Figure 4. SNAP-25 interacts in vivo with all four plasma membrane syntaxin isoforms

(A) Immunoprecipitation experiments of PC12 cell extracts using either control Sepharose beads or Sepharose beads with a covalently attached monoclonal anti-SNAP-25 antibody are shown. A fraction of the load (one-hundredth) and of the pull-down material (one-tenth) was probed using rabbit antibodies against the indicated proteins. (B) MS analysis of the anti-SNAP-25 pull-down material reveals partial peptide coverage for all four plasma membrane syntaxin isoforms.

Figure 5. Syntaxins 3 and 4 are present in the brain, and are capable of in vitro interaction with both SNAP-25 and synaptobrevin 2

(A) Western immunoblot analysis of rat internal organs and different parts of brain.

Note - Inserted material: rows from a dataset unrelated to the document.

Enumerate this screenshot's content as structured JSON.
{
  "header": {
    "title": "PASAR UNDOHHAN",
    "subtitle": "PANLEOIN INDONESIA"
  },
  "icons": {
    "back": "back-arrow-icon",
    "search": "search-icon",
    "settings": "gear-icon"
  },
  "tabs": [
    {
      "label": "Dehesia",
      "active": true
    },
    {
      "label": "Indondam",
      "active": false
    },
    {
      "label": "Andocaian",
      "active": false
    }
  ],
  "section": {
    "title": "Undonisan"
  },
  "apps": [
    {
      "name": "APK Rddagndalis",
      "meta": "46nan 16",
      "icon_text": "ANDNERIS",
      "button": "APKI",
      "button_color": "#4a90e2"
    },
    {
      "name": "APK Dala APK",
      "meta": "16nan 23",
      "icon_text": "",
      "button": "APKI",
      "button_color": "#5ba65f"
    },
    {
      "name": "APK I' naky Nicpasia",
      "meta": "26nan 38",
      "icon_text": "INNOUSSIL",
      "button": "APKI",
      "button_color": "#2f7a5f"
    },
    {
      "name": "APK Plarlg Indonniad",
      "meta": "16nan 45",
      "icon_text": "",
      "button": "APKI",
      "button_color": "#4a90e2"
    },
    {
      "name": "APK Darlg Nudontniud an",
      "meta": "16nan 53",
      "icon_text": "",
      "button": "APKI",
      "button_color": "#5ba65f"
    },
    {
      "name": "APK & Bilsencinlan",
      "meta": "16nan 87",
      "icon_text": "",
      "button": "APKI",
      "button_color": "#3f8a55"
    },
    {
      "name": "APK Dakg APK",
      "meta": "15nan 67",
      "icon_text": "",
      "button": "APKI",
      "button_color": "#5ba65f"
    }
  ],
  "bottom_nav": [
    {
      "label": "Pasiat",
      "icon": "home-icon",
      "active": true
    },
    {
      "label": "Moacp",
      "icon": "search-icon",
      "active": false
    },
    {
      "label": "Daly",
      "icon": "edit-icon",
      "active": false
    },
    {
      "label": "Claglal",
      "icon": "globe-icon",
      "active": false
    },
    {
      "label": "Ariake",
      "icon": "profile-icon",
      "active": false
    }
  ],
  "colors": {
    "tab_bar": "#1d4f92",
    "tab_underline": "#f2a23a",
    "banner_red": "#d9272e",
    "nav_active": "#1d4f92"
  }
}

Protein normalization (30 μg per lane) was verified by Coomassie staining (CS). (B) Recombinant syntaxins 3 and 4 form SDS-resistant SNARE complexes upon addition of SNAP-25 and synaptobrevin 2 (syb2) in a 30 min reaction at 24 °C. Coomassie stained gel. (C) Syntaxins 3 and 4 (Syx3 and Syx4) are as capable of direct binding to SNAP-25 as syntaxin 1. Immobilized GST fusion proteins of syntaxins were incubated with SNAP-25 for 30 min and, after extensive washing, were analysed by SDS/PAGE and Sypro Orange staining. A control reaction was performed using glutathione–Sepharose beads without GST–syntaxin, but in the presence of SNAP-25.

Figure 6. SNARE complexes formed by syntaxins 1–4, SNAP-25 and synaptobrevin 2 differentially interact with complexin and synaptotagmin 1

SNAP-25 and synaptobrevin 2 were pre-bound to GST–syntaxin (GST-Syx) beads (upper panel; Coomassie-stained gel). The four SNARE complexes were incubated with rat brain Triton X-100 extract for 1 h at 4 °C. Following washing, the SNARE complexes were immunoblotted using anti-complexin (Cxn) or anti-synaptotagmin-1 (Syt1) antibodies (lower two panels). Syb2, synaptobrevin 2.